In an article published in the Guardian, Miliband called on the global community to respond to future attacks by "championing the rule of law, not subordinating it." Criticizing outgoing US President George W. Bush's foreign policy, Miliband went on to say the misuse of the phrase 'war on terror' had brought "more harm than good" for the West.
Following the 2001 al-Qaeda attacks on the World Trade Center in New York, President Bush used the 'war on terror' as a pretext to attack Afghanistan and "defeat" terrorism by capturing al-Qaeda leader Osama bin Laden, destroying his terrorist cell and removing the Taliban regime. "Seven years on from 9/11 it is clear that we need to take a fundamental look at our efforts to prevent extremism and its terrible offspring, terrorist violence," Miliband wrote.

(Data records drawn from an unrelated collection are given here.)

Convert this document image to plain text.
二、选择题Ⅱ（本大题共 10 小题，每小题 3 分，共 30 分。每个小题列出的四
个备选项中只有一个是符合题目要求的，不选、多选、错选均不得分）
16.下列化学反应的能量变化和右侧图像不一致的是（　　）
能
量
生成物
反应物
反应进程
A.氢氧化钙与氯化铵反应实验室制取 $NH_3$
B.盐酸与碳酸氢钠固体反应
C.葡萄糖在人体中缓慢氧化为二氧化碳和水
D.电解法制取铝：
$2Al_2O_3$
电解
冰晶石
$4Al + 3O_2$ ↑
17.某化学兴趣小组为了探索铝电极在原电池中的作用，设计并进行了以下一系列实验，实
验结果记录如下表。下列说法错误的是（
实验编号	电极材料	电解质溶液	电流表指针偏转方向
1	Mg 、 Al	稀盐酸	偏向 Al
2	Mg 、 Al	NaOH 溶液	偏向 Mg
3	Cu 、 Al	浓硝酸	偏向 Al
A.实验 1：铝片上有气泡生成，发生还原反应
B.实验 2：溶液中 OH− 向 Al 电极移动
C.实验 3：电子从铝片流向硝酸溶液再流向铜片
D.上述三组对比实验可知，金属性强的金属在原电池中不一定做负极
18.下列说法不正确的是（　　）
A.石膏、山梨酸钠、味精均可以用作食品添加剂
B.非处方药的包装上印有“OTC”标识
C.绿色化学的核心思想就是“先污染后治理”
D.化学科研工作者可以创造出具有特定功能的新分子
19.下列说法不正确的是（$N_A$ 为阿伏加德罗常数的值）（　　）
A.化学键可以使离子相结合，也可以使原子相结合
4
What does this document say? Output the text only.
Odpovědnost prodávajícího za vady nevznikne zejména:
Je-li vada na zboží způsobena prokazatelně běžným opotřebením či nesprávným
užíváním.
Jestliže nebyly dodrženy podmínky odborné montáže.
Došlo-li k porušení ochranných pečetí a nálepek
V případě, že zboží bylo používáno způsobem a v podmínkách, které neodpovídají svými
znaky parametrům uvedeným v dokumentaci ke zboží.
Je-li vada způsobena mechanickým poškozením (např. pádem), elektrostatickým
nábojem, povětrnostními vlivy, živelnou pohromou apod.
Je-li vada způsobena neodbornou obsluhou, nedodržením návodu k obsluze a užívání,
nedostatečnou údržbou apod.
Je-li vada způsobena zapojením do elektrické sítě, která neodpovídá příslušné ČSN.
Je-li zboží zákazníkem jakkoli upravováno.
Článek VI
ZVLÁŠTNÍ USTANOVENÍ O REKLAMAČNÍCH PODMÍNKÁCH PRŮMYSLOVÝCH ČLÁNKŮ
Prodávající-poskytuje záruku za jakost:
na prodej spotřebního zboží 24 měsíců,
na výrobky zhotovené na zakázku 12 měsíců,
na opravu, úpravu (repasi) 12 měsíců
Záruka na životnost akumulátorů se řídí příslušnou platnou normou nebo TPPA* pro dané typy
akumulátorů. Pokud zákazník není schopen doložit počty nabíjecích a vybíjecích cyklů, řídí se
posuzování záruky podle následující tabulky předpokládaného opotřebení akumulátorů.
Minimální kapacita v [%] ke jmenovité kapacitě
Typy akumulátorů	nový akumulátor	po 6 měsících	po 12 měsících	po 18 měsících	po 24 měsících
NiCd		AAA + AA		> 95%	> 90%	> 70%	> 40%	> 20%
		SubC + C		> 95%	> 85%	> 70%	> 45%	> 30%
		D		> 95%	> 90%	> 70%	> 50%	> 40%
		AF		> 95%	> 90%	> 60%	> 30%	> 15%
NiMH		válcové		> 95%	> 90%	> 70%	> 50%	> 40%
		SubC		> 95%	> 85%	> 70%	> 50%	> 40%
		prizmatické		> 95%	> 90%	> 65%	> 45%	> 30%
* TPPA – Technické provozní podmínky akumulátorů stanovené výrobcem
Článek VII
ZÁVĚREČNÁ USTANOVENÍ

London was one of Washington's main allies in attacking Afghanistan and Iraq. The British diplomat added that the 'war on terror' was misconceived and that the West cannot "kill its way" out of the threats it faces. "As [US] General [David] Petraeus said to me and others in Iraq, the coalition there could not kill its way out of the problems of insurgency and civil strife," he wrote. While thousands of British troops are set to withdraw from Iraq, hundreds of others are still locked in an eight-year fight with the Taliban in Afghanistan.
Miliband attempted to distance the British government from the Bush administration by saying that Britain has not used the phrase 'war on terror' since 2006. "The idea of a 'war on terror' gave the impression of a unified, transnational enemy, embodied in the figure of Osama bin Laden and Al-Qaeda," he continued. Miliband urged the incoming US administration to shut down the notorious Guantanamo Bay prison and start a new era of "democratic opportunity" instead of "fear and oppression".